Aufgrund der Intensität der Strahlung und der öffentlichen Diskussion zum kerntechnischen Abfall definiert die FDP für die Debatte die im Folgenden genannten Handlungsempfehlungen und setzt damit wesentliche Punkte für eine verantwortliche und sachgerechte Lösung der real vorhandenen Problematik in Bezug auf radioaktive Reststoffe. Ausdrücklich bekennt sich die FDP zum Ausstieg aus der Kernenergie.

Ziel der FDP ist es, dass radioaktive Reststoffe

  • dauerhaft kontrolliert der Biosphäre entzogen,
  • sicher dem unbefugten Zugang Dritter vorenthalten werden und
  • keine Menschen und andere Lebewesen gefährden.

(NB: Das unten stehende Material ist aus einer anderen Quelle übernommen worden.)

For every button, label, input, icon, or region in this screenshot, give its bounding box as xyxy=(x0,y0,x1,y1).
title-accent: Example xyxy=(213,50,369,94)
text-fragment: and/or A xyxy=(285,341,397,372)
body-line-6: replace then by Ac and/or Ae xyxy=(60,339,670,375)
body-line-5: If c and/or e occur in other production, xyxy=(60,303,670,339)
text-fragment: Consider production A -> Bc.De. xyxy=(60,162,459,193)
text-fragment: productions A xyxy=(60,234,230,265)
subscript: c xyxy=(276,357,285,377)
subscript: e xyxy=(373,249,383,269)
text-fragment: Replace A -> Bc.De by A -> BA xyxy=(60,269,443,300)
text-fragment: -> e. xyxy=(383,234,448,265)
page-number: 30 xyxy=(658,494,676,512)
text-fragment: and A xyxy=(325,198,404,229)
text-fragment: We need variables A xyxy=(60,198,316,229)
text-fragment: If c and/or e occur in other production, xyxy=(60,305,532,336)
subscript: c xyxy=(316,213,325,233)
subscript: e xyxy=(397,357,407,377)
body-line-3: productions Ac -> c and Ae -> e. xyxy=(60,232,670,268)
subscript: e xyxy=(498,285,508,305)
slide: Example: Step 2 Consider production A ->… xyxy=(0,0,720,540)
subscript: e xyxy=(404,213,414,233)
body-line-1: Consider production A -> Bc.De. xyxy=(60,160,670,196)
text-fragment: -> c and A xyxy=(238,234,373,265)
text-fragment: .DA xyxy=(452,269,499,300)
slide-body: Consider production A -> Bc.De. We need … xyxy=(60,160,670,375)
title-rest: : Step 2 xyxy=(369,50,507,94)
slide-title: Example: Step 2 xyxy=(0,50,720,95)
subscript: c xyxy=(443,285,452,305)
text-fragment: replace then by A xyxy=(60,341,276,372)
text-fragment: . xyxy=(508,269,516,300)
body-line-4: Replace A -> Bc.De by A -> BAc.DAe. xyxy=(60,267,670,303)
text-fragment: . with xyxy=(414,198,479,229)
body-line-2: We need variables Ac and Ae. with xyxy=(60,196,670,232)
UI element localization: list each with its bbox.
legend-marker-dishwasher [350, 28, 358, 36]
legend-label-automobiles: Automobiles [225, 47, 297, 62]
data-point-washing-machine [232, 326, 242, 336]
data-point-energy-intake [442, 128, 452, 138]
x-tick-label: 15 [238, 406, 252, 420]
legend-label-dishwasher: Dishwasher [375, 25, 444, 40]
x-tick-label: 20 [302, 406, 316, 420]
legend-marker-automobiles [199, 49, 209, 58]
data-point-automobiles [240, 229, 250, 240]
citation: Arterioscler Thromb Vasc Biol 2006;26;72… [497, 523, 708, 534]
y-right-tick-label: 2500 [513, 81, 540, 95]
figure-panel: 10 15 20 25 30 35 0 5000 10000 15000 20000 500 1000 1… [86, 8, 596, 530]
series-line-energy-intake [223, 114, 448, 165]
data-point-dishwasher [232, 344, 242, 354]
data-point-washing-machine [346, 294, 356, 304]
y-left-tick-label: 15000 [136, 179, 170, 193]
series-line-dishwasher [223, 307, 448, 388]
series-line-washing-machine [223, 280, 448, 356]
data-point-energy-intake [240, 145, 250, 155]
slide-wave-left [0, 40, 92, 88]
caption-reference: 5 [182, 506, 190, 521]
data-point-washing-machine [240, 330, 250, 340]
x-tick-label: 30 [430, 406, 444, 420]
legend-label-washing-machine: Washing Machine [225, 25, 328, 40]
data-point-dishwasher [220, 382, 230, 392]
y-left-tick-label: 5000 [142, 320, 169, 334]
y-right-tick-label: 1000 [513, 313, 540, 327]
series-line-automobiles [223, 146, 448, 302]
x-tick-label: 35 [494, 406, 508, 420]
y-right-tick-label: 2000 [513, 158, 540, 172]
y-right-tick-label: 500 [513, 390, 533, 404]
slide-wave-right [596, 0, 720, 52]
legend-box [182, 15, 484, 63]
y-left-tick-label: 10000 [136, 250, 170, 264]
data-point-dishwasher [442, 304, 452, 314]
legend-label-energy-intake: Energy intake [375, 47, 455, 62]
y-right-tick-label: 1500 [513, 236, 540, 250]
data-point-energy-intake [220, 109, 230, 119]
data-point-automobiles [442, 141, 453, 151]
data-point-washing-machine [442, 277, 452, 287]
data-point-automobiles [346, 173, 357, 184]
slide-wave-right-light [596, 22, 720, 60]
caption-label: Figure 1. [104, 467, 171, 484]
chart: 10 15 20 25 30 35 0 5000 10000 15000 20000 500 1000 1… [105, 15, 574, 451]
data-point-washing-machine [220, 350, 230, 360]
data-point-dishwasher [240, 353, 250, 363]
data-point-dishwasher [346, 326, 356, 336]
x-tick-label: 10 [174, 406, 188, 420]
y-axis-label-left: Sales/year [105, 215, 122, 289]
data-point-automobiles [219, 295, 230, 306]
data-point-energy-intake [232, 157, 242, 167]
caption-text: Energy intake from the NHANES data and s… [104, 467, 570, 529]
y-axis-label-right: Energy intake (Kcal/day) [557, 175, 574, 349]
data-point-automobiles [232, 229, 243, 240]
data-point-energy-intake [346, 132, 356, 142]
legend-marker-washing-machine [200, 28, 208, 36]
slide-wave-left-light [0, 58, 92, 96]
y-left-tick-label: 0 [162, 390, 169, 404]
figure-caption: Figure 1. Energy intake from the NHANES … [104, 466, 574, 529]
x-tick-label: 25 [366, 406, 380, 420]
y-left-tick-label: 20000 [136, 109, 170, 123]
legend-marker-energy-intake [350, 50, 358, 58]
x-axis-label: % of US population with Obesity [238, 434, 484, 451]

Von besonderer Bedeutung sind die hochradioaktiven Abfälle, die bis zum Jahr 2040 ungefähr ein Volumen von 29.030 Kubikmetern ausmachen werden (Prognose des Bundesamtes für Strahlenschutz). Die FDP setzt sich dafür ein, dass die Diskussion zur Entscheidung, wie mit diesen Materialien umgegangen werden soll, nach folgenden Regeln geführt werden soll:

  • Transparenz: In jedem Fall muss die Diskussion offen und transparent geführt werden. Dabei müssen auch unangenehme Konsequenzen zur Sprache kommen und dürfen kein Tabu darstellen.
  • Fairness und Ergebnisoffenheit: Eine Diskussion kann nur dann ein allgemein akzeptiertes Ergebnis haben, wenn die Argumentation fair und wertschätzend ist. Die FDP wird sich erst nach dem Diskussionsprozess, der im gesellschaftlichen Konsens unter Einbeziehung der Wissenschaft festgelegt werden soll, entscheiden, welches die geeignete Methode für den Umgang mit radioaktiven Reststoffen ist. Bis dieser Prozess ein Ergebnis gebracht hat, wird die FDP die ergebnisoffene Prüfung ohne Vorfestlegung unterstützen.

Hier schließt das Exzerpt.